I headed back north slightly better informed on London’s overland rail and enthused by the burgeoning implementation science community - there was a real sense of researchers from a range of disciplinary backgrounds coming together with a common goal. Keeping this diverse, and often dispersed, community active is so important. At a national level joining the UK Implementation Society is a great way to do this, but don’t forget that it’s an international community and that the European Implementation Collaborative and Global Implementation Initiative are also valuable ways of networking widely.

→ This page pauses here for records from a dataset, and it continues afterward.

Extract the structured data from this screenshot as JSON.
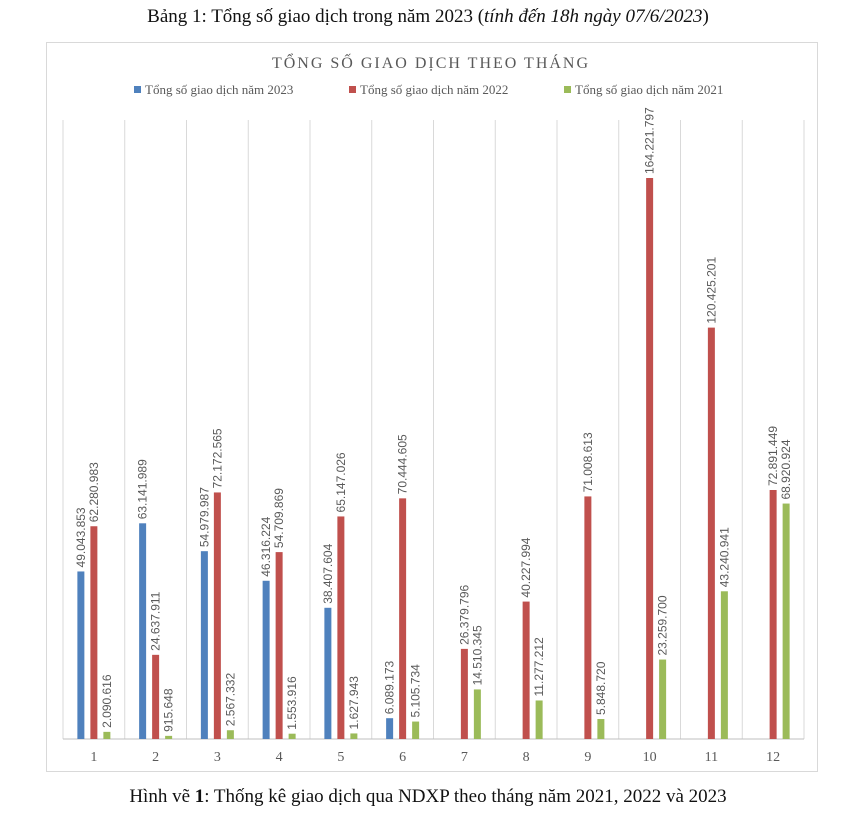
{
  "caption_top": {
    "prefix": "Bảng 1: Tổng số giao dịch trong năm 2023 (",
    "italic": "tính đến 18h ngày 07/6/2023",
    "suffix": ")"
  },
  "caption_bottom": {
    "prefix": "Hình vẽ ",
    "bold": "1",
    "suffix": ": Thống kê giao dịch qua NDXP theo tháng năm 2021, 2022 và 2023"
  },
  "chart_data": {
    "type": "bar",
    "title": "TỔNG SỐ GIAO DỊCH THEO THÁNG",
    "categories": [
      "1",
      "2",
      "3",
      "4",
      "5",
      "6",
      "7",
      "8",
      "9",
      "10",
      "11",
      "12"
    ],
    "legend_position": "top",
    "grid": "vertical-category-separators",
    "ylim": [
      0,
      180000000
    ],
    "series": [
      {
        "name": "Tổng số giao dịch năm 2023",
        "color": "#4f81bd",
        "values": [
          49043853,
          63141989,
          54979987,
          46316224,
          38407604,
          6089173,
          null,
          null,
          null,
          null,
          null,
          null
        ],
        "labels": [
          "49.043.853",
          "63.141.989",
          "54.979.987",
          "46.316.224",
          "38.407.604",
          "6.089.173",
          "",
          "",
          "",
          "",
          "",
          ""
        ]
      },
      {
        "name": "Tổng số giao dịch năm 2022",
        "color": "#c0504d",
        "values": [
          62280983,
          24637911,
          72172565,
          54709869,
          65147026,
          70444605,
          26379796,
          40227994,
          71008613,
          164221797,
          120425201,
          72891449
        ],
        "labels": [
          "62.280.983",
          "24.637.911",
          "72.172.565",
          "54.709.869",
          "65.147.026",
          "70.444.605",
          "26.379.796",
          "40.227.994",
          "71.008.613",
          "164.221.797",
          "120.425.201",
          "72.891.449"
        ]
      },
      {
        "name": "Tổng số giao dịch năm 2021",
        "color": "#9bbb59",
        "values": [
          2090616,
          915648,
          2567332,
          1553916,
          1627943,
          5105734,
          14510345,
          11277212,
          5848720,
          23259700,
          43240941,
          68920924
        ],
        "labels": [
          "2.090.616",
          "915.648",
          "2.567.332",
          "1.553.916",
          "1.627.943",
          "5.105.734",
          "14.510.345",
          "11.277.212",
          "5.848.720",
          "23.259.700",
          "43.240.941",
          "68.920.924"
        ]
      }
    ]
  }
}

Thanks to Nick Sevdalis and the team at the Centre for Implementation Science, part of NIHR CLAHRC South London, for setting the right tone for the conference (not to mention the hard graft of organising it). Long may it continue.

 

Mark Pearson is Senior Lecturer in Implementation Science & Knowledge Mobilisation at Hull York Medical School, where he leads the Implementation Science theme at theWolfson Palliative Care Research Centre. Mark is Co-Editor-in-Chief of the interdisciplinary journal Evidence & Policy. He was attending the conference as one of the guest places kindly made available by the organisers to UK Implementation Societymembers.